In partnership with the local Aboriginal community, the Albury LibraryMuseum has developed a powerful permanent exhibition to highlight Aboriginal heritage and recognise the traditional knowledge and significant artefacts of the Wiradjuri region.
Wiradjuri Talkback explores the history of our Wiradjuri country and what it means to be Aboriginal in Albury Wodonga today. Among the exhibits are original artefacts such as a preserved canoe scar tree, Riverina bark painting, historic sketches by Tommy McRae, and tools that celebrate local Aboriginal traditions and knowledge.

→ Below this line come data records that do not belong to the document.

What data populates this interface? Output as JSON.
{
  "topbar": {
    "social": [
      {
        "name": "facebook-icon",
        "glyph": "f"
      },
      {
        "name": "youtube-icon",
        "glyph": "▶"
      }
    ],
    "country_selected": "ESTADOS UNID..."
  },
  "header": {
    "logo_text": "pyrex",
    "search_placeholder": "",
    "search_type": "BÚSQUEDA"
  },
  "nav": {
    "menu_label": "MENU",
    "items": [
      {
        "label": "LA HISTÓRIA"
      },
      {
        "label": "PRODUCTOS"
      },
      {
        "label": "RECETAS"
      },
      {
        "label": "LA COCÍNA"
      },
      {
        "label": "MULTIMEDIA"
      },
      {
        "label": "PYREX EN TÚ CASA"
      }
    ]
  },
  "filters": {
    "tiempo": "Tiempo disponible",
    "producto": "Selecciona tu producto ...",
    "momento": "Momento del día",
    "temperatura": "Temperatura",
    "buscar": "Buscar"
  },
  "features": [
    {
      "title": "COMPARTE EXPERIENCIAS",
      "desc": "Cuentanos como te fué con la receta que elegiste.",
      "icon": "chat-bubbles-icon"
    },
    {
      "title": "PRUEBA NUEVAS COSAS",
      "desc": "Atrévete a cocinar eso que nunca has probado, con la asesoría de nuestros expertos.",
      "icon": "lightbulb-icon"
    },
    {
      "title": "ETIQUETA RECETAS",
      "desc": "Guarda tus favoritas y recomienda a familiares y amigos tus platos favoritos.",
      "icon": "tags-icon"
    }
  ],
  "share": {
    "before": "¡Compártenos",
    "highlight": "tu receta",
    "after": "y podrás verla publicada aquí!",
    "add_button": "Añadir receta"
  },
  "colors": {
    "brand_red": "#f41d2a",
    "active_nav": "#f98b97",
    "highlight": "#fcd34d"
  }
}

Local Aboriginal Elders strongly believe that their traditional knowledge, which is unique to our region, should be recorded and passed on to their young people. 'We have a duty to pass our knowledge on.' Wally Cooper, Bangerang Elder. 'Traditional crafts need to be practised before they are lost to us.' Nancy Rooke, Wiradjuri Elder.
The Murray River red gum bark canoe that is now on display was created by local Aboriginal people using traditional cultural practices. It reflects a push to reintroduce such practices and traditional knowledge to current and future generations.
A contemporary display commemorates the 'Sorry' statement by Prime Minister Kevin Rudd acknowledging the Stolen Generations, with the words of the National Apology etched into glass artwork by Sam Juparulla Wickman. Ngambri-Ngunnawal Elder Aunty Matilda House-Williams wore the stunning exhibited possum skin cloak created by Yorta Yorta artist Treahna Hamm at the 2008 National Apology ceremony.
Photographer Belinda Mason worked with the local Aboriginal community to make a visual record of their personal messages. Traditional Elders and Aboriginal young people wrote their thoughts on a whiteboard; these expressions were then recorded through photography. The aim of the project was to give non-Aboriginal people a unique, personal insight into the views of Aboriginal people in our community.
Wiradjuri Talkback celebrates the unique history of Aboriginal people in the Albury Wodonga region. In 1972, Albury was chosen as a town for the Families Resettlement Scheme, which created new mainstream communities for disadvantaged and dispossessed Aboriginal people. The Albury Wodonga Aboriginal community is thus a 'mixed mob', coming from many different regions and tribal backgrounds. In making their home in Albury Wodonga, the diverse members of this community have reconnected with country and re-established Aboriginal influence and rich cultural traditions in the region.